Ultimately, we must refute the high priest’s own views to save him from the grasp of these devilish forces. We must do so to protect the heritage of Nichiren Shoshu, as well. One such view involves his distortion of the former high priest’s guidance regarding the significance of the Sho-Hondo. His second erroneous view is expressed in his exhortation of priests to launch the danto (temple movement) movement, which, in light of Buddhism, is a cardinal sin in that it destroys the harmonious unity among believers.
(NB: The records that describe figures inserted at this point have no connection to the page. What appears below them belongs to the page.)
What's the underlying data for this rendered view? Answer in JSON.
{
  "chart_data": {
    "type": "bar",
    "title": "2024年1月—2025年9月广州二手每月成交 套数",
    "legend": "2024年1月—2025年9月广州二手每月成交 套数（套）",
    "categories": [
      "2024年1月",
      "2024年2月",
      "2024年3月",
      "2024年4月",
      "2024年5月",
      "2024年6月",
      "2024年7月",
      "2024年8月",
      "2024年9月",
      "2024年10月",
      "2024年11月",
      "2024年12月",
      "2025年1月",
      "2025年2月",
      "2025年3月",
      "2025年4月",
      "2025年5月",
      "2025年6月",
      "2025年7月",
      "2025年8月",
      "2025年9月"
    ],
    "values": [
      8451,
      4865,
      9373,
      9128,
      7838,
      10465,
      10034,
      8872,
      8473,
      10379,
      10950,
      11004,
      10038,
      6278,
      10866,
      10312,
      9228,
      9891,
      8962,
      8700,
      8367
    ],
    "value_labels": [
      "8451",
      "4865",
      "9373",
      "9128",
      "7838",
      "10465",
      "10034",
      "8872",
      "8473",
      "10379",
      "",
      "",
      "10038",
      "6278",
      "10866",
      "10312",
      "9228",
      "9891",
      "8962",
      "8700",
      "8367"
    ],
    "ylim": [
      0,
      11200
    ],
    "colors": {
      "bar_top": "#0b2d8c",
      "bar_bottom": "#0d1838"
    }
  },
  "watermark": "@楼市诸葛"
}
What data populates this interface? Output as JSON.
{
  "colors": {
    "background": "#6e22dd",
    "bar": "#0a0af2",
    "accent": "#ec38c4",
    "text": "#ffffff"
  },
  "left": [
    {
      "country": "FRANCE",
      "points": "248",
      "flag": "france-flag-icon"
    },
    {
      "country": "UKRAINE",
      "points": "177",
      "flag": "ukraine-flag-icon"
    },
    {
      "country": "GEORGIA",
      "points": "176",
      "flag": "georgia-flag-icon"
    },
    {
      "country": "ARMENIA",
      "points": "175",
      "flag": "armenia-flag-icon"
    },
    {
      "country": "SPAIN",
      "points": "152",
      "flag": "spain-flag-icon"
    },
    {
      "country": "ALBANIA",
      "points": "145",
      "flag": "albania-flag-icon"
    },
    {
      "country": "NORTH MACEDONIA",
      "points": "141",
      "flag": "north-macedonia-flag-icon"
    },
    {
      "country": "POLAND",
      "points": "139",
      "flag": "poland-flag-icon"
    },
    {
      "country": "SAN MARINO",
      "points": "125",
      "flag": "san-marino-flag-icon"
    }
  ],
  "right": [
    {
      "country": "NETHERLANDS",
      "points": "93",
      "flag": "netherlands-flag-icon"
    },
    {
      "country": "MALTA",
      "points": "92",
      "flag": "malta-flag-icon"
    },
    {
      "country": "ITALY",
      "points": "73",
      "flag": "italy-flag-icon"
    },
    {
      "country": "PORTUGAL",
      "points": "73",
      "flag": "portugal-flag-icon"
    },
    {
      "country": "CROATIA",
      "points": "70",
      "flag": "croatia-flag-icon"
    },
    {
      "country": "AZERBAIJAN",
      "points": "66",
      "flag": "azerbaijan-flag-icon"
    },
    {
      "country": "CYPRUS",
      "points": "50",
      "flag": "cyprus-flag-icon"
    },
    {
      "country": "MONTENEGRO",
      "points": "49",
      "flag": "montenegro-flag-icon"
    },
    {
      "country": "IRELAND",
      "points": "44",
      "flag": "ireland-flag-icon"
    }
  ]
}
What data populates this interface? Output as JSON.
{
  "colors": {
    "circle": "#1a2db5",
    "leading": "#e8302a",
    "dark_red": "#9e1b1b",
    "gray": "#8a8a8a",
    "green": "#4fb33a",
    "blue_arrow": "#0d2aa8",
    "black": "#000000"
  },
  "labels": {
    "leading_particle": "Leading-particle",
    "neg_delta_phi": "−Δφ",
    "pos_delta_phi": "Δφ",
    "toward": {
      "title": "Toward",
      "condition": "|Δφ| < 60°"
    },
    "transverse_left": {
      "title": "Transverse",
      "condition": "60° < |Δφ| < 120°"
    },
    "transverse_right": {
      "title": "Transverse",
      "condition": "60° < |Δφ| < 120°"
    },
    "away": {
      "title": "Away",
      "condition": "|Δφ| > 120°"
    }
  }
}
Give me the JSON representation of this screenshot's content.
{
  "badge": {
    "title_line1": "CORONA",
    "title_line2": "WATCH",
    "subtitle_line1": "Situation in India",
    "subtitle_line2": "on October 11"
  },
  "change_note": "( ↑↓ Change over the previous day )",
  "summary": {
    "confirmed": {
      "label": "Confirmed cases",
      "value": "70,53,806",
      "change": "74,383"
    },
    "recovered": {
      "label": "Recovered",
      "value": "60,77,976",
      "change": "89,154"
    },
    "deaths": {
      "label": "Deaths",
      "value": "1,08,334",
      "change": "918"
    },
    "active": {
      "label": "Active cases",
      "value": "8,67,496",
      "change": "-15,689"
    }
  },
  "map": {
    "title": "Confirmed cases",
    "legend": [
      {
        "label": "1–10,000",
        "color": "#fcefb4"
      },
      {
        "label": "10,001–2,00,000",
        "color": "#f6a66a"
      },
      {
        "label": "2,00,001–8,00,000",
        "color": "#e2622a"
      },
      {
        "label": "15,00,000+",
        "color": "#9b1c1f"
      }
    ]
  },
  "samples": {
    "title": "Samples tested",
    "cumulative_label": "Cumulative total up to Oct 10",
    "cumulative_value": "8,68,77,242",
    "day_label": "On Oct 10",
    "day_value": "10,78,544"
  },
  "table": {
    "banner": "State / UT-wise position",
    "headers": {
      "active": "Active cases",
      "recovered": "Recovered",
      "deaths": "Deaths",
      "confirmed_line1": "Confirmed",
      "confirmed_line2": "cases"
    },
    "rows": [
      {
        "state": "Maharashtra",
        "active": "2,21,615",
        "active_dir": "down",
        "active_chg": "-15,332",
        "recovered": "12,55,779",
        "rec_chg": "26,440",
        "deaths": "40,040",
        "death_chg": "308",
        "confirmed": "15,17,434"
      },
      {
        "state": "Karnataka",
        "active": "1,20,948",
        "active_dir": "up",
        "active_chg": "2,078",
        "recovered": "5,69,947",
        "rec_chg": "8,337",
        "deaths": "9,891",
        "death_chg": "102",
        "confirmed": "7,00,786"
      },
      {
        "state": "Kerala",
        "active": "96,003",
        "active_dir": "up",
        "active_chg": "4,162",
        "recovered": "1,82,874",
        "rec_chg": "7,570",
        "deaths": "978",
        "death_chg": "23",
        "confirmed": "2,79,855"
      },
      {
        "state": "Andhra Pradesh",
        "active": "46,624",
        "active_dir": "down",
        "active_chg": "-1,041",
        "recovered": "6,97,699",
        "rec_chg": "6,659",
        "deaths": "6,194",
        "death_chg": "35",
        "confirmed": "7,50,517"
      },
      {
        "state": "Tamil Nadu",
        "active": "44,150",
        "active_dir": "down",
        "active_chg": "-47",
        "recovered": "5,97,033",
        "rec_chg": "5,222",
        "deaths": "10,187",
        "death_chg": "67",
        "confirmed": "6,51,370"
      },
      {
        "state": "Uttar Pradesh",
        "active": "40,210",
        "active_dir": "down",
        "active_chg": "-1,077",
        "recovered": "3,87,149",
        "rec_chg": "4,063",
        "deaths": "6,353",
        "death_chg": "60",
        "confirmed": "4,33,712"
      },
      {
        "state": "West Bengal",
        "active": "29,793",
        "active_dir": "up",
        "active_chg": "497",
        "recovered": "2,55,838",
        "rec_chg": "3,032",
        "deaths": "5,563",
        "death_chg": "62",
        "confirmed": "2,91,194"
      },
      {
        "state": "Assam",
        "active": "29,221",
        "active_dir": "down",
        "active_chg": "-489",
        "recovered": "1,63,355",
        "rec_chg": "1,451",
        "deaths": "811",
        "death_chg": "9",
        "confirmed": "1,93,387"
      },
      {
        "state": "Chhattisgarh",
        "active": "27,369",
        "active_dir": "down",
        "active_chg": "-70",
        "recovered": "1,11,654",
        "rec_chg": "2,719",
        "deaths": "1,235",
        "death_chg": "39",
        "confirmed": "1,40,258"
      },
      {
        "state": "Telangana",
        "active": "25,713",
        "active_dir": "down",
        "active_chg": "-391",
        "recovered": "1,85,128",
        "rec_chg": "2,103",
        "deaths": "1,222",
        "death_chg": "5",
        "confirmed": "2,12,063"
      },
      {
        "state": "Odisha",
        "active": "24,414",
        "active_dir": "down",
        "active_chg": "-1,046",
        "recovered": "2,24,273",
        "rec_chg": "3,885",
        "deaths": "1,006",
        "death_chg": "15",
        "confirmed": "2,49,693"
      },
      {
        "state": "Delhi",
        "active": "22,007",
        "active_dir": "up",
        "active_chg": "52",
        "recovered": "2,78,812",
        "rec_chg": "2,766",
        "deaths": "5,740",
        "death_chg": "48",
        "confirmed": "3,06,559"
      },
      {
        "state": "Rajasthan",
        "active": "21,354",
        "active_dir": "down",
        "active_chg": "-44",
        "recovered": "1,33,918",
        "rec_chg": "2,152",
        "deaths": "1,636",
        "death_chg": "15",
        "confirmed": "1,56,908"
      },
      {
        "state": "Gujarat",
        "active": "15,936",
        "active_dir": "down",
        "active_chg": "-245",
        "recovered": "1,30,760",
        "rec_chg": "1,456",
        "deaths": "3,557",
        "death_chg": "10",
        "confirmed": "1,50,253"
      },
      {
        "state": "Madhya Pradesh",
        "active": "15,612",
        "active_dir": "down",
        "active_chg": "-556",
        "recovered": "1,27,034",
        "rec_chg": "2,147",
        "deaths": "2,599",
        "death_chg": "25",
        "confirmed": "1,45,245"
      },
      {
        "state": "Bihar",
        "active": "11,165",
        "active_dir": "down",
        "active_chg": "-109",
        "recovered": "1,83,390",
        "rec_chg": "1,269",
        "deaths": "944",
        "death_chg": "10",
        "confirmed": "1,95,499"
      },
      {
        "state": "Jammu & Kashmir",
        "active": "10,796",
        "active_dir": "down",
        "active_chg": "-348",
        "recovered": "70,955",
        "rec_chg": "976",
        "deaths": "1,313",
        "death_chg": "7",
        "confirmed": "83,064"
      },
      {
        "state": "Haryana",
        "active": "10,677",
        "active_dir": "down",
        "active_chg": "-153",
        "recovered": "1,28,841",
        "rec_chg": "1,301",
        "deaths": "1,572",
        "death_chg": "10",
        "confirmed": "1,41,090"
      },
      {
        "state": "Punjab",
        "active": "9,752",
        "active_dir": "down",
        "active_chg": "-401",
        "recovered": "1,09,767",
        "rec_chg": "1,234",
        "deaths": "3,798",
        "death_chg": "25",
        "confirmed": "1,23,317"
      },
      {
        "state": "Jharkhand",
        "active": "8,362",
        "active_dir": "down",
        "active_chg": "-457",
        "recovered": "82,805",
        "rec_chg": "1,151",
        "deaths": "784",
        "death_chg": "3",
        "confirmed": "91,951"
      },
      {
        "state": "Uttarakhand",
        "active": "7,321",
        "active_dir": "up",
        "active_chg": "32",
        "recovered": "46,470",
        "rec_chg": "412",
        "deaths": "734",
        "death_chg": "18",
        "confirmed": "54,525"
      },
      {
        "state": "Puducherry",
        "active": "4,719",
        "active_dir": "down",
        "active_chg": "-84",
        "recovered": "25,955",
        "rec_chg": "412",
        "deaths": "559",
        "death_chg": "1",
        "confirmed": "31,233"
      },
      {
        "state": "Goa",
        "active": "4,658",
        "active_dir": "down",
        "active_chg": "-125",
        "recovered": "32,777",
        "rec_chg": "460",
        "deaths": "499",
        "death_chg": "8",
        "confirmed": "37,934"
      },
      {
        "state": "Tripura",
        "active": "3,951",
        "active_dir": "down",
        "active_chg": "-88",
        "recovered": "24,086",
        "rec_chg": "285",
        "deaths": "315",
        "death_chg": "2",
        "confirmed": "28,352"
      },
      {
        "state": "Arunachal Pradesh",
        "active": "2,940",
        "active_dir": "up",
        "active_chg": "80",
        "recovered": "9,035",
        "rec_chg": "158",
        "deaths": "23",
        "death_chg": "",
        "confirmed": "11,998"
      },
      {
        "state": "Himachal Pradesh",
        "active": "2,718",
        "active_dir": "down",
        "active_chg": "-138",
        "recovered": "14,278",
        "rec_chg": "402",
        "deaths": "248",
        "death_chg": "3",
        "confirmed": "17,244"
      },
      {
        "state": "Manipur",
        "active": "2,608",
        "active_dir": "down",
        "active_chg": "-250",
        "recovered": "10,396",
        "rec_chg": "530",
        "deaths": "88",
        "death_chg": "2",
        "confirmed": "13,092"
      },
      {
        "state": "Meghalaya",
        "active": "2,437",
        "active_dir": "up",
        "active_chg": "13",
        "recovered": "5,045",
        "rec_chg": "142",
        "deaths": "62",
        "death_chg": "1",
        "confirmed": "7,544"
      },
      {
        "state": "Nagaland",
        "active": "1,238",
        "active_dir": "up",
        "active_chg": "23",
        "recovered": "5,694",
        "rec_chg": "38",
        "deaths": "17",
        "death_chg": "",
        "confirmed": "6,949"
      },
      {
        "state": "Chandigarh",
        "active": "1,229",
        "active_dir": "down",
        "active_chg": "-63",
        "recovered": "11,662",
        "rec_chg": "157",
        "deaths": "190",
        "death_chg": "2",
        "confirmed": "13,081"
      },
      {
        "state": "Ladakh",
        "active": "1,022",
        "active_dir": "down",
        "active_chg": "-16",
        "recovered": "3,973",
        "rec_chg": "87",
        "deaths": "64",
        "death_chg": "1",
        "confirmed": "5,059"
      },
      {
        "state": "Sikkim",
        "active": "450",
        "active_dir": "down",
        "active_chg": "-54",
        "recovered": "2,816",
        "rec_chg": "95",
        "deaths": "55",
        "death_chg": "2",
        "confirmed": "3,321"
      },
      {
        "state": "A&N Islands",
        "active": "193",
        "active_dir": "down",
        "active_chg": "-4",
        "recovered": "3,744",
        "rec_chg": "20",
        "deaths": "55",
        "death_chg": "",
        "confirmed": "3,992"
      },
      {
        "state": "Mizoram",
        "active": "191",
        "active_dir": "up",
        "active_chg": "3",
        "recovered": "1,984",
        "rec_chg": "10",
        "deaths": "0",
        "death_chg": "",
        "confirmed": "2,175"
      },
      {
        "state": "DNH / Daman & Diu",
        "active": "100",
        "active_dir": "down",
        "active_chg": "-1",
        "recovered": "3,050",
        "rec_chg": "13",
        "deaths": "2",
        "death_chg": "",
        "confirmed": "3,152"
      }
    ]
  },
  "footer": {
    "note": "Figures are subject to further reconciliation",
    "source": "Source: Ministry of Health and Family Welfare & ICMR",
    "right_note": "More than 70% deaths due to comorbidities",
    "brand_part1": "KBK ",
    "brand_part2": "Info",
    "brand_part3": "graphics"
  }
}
At the same teachers’ seminar held in August l98l, the high priest clearly mentioned: ″Some of you are speaking ill of the Gakkai and thereby pulling irresolute members toward your temple, thus making them danto members. I think this is becoming harder for you to do these days, but it still is much easier than doing shakubuku and introducing a non-believer to faith in Nichiren Daishonin’s Buddhism. At any rate, if you move in such an erroneous direction, even those who maintain correct faith may be swayed by you and thus have their faith tarnished. Making danto members out of Gakkai members is not shakubuku. Rather, it is a corruption in your faith.″

Correct faith in the Law is now about to perish from Nichiren Shoshu. As members of the Soka Gakkai, you alone can crush the devils hidden within the established structure of the Nichiren Shoshu priesthood, enhance the original teachings of the Daishonin’s Buddhism and protect the high priest, who inherits the Law, from the grasp of devils. The movement you are now staging may be called a people’s revolution. It will change not only one sect but the ideological soil of Japanese society and the world. We priests who wish to follow in the footsteps of the monk Kakutoku sincerely pray that you will unite with Honorary President Ikeda and win in this battle of the Law. We wholeheartedly pledge that when the time is right, we too will definitely arise.